At 02:59 PM 16-08-02 +0100, Jason Merrill wrote:
>On Fri, 16 Aug 2002 14:17:05 +0100, scott douglass <sdouglass at arm.com> wrote:
>> I don't think the implicit copy assignment for B can copy all dsize bytes in this case:
>>
>> struct B {
>>     virtual void f(); // B is non-POD
>>     int bf1:3;
>> };
>>
>> struct D : B {
>>     D();
>>     int bf2:3;
>> };
>>
>> Won't bf1 & bf2 be in the same byte?
>
>Nope, the base gets nvsize(B) bytes of space.

I agree that as we are laying out D and just about to layout bf2 dsize(D) == 5.  What happens next depends on how you interpret this sentence in section 2.4/II/1/a:
>The next available n bits are at offset dsize(C) [i.e. dsize(D) for my example], unless the preceding byte is only partially filled by a bitfield, in which case the bitfield allocation can begin in that byte.

Does this mean to say "only partially filled by a bit-field member of C" or does being partially filled by a (trailing) bitfield of a base class count?

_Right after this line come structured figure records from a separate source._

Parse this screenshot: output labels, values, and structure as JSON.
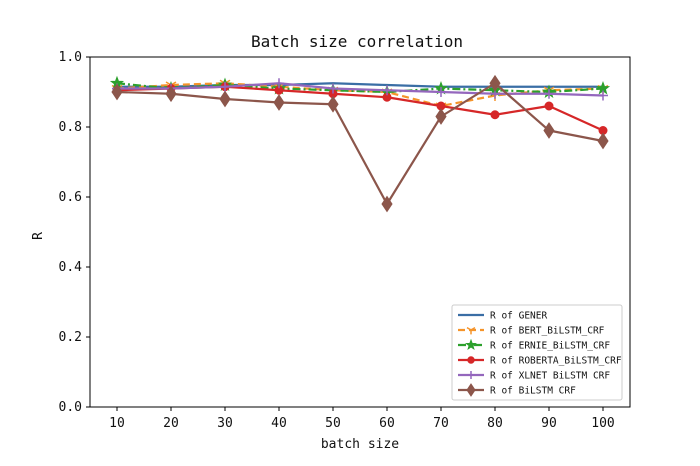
{
  "chart_data": {
    "type": "line",
    "title": "Batch size correlation",
    "xlabel": "batch size",
    "ylabel": "R",
    "categories": [
      "10",
      "20",
      "30",
      "40",
      "50",
      "60",
      "70",
      "80",
      "90",
      "100"
    ],
    "x": [
      10,
      20,
      30,
      40,
      50,
      60,
      70,
      80,
      90,
      100
    ],
    "xlim": [
      5,
      105
    ],
    "ylim": [
      0,
      1.0
    ],
    "yticks": [
      "0.0",
      "0.2",
      "0.4",
      "0.6",
      "0.8",
      "1.0"
    ],
    "grid": false,
    "legend_position": "lower-right",
    "series": [
      {
        "name": "R of GENER",
        "color": "#3a6ea5",
        "marker": "none",
        "dash": "solid",
        "values": [
          0.915,
          0.915,
          0.92,
          0.92,
          0.925,
          0.92,
          0.915,
          0.915,
          0.915,
          0.915
        ]
      },
      {
        "name": "R of BERT_BiLSTM_CRF",
        "color": "#f5942a",
        "marker": "tri-down",
        "dash": "dashed",
        "values": [
          0.91,
          0.92,
          0.925,
          0.915,
          0.905,
          0.9,
          0.86,
          0.89,
          0.905,
          0.91
        ]
      },
      {
        "name": "R of ERNIE_BiLSTM_CRF",
        "color": "#2ca02c",
        "marker": "star",
        "dash": "dashdot",
        "values": [
          0.925,
          0.91,
          0.92,
          0.91,
          0.905,
          0.9,
          0.91,
          0.905,
          0.9,
          0.91
        ]
      },
      {
        "name": "R of ROBERTA_BiLSTM_CRF",
        "color": "#d62728",
        "marker": "circle",
        "dash": "solid",
        "values": [
          0.905,
          0.91,
          0.915,
          0.905,
          0.895,
          0.885,
          0.86,
          0.835,
          0.86,
          0.79
        ]
      },
      {
        "name": "R of XLNET BiLSTM CRF",
        "color": "#9467bd",
        "marker": "plus",
        "dash": "solid",
        "values": [
          0.91,
          0.91,
          0.915,
          0.925,
          0.91,
          0.905,
          0.9,
          0.895,
          0.895,
          0.89
        ]
      },
      {
        "name": "R of BiLSTM CRF",
        "color": "#8c564b",
        "marker": "diamond",
        "dash": "solid",
        "values": [
          0.9,
          0.895,
          0.88,
          0.87,
          0.865,
          0.58,
          0.83,
          0.925,
          0.79,
          0.76
        ]
      }
    ]
  }
}
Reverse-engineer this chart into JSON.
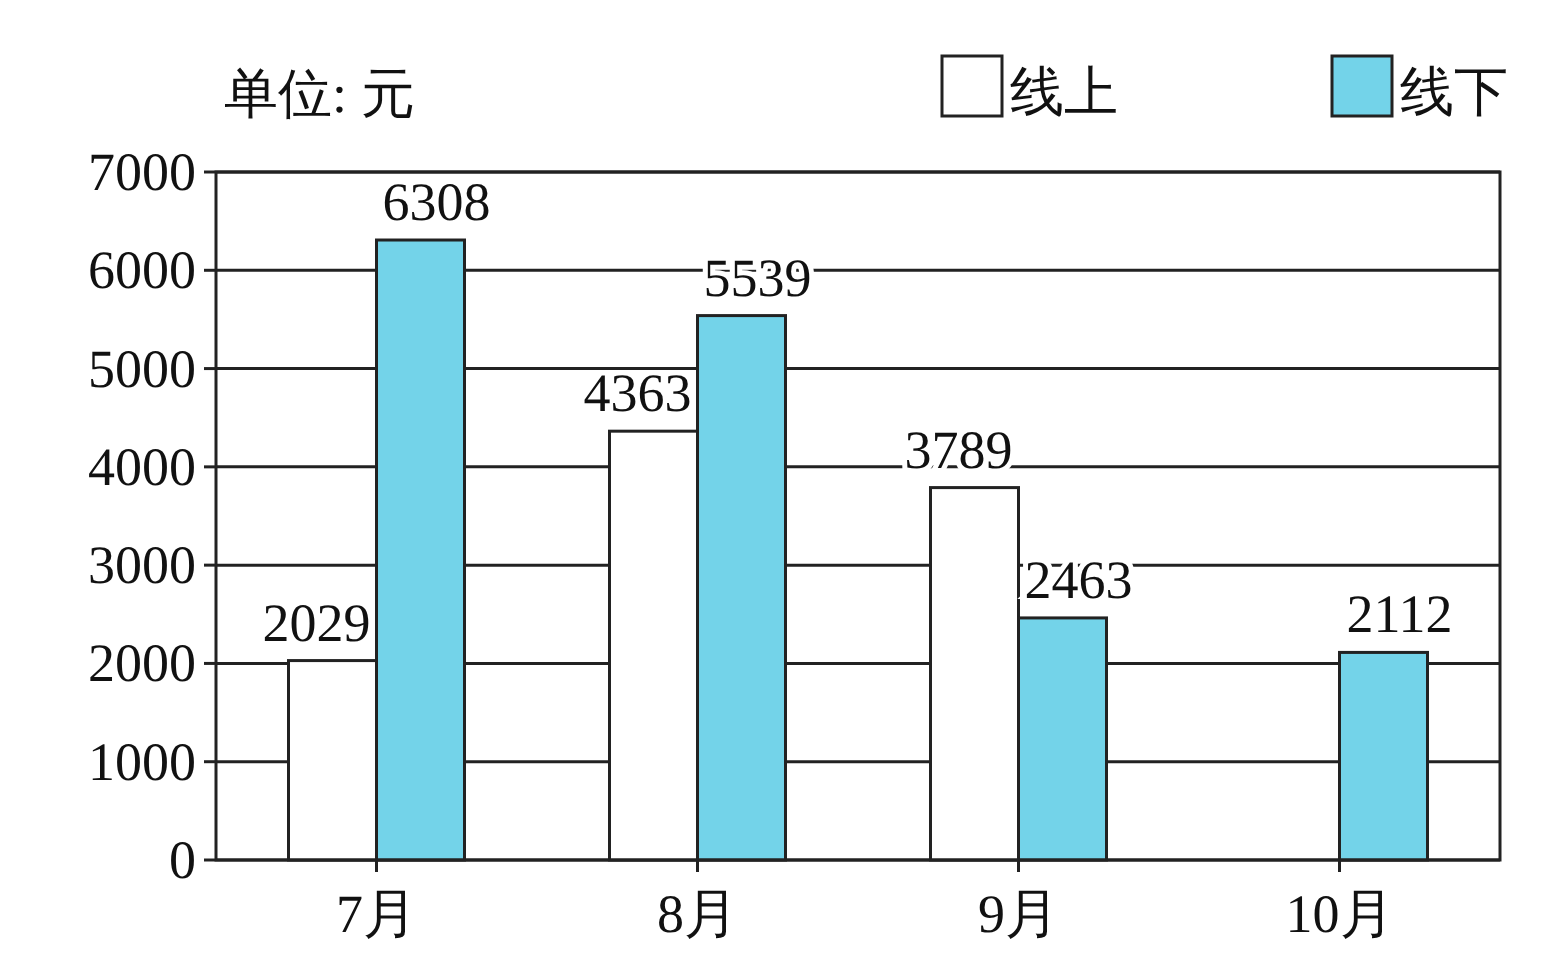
{
  "chart_data": {
    "type": "bar",
    "ylabel": "单位: 元",
    "categories": [
      "7月",
      "8月",
      "9月",
      "10月"
    ],
    "series": [
      {
        "name": "线上",
        "color": "#ffffff",
        "values": [
          2029,
          4363,
          3789,
          null
        ]
      },
      {
        "name": "线下",
        "color": "#73d3e9",
        "values": [
          6308,
          5539,
          2463,
          2112
        ]
      }
    ],
    "ylim": [
      0,
      7000
    ],
    "yticks": [
      0,
      1000,
      2000,
      3000,
      4000,
      5000,
      6000,
      7000
    ],
    "grid": "y",
    "legend": "top right",
    "data_labels": true
  }
}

g++ 3.1 seems to think bf1 & bf2 can be in the same byte.  Here's my test program:

#include <stdio.h>

struct B {
  virtual void f() { } // B is not POD
  int b:4;
};

struct D : B {
  int c:4;
  char x,y,z;
};

int main() {
  printf("sizeof(B) == %lu; sizeof(D) == %lu\n", (unsigned long)sizeof(B), (unsigned long)sizeof(D));
  int buffer[] = { 0xabbaabba, 0x067452301, 0xefcdab89 };
// With byte-oriented little endianness this looks like
// either A:  (g++ 3.1 chooses this)
//   baabbaab 01234567 89abcdef
//   vvvvvvvv cbxxyyzz
// or B:
//   baabbaab 01234567 89abcdef
//   vvvvvvvv _b_cxxyy zz
  const D* d = reinterpret_cast<const D *>(buffer);
  printf("buffer->b == 0x%x\n", (unsigned)(d->b));
  printf("buffer->c == 0x%x\n", (unsigned)(d->c));
  printf("buffer->x == 0x%02x\n", (unsigned)(d->x));
  printf("buffer->y == 0x%02x\n", (unsigned)(d->y));
  printf("buffer->z == 0x%02x\n", (unsigned)(d->z));
  return 0;
}

My output (linux-x86):
sizeof(B) == 8; sizeof(D) == 8
buffer->b == 0x1
buffer->c == 0x0
buffer->x == 0x23
buffer->y == 0x45
buffer->z == 0x67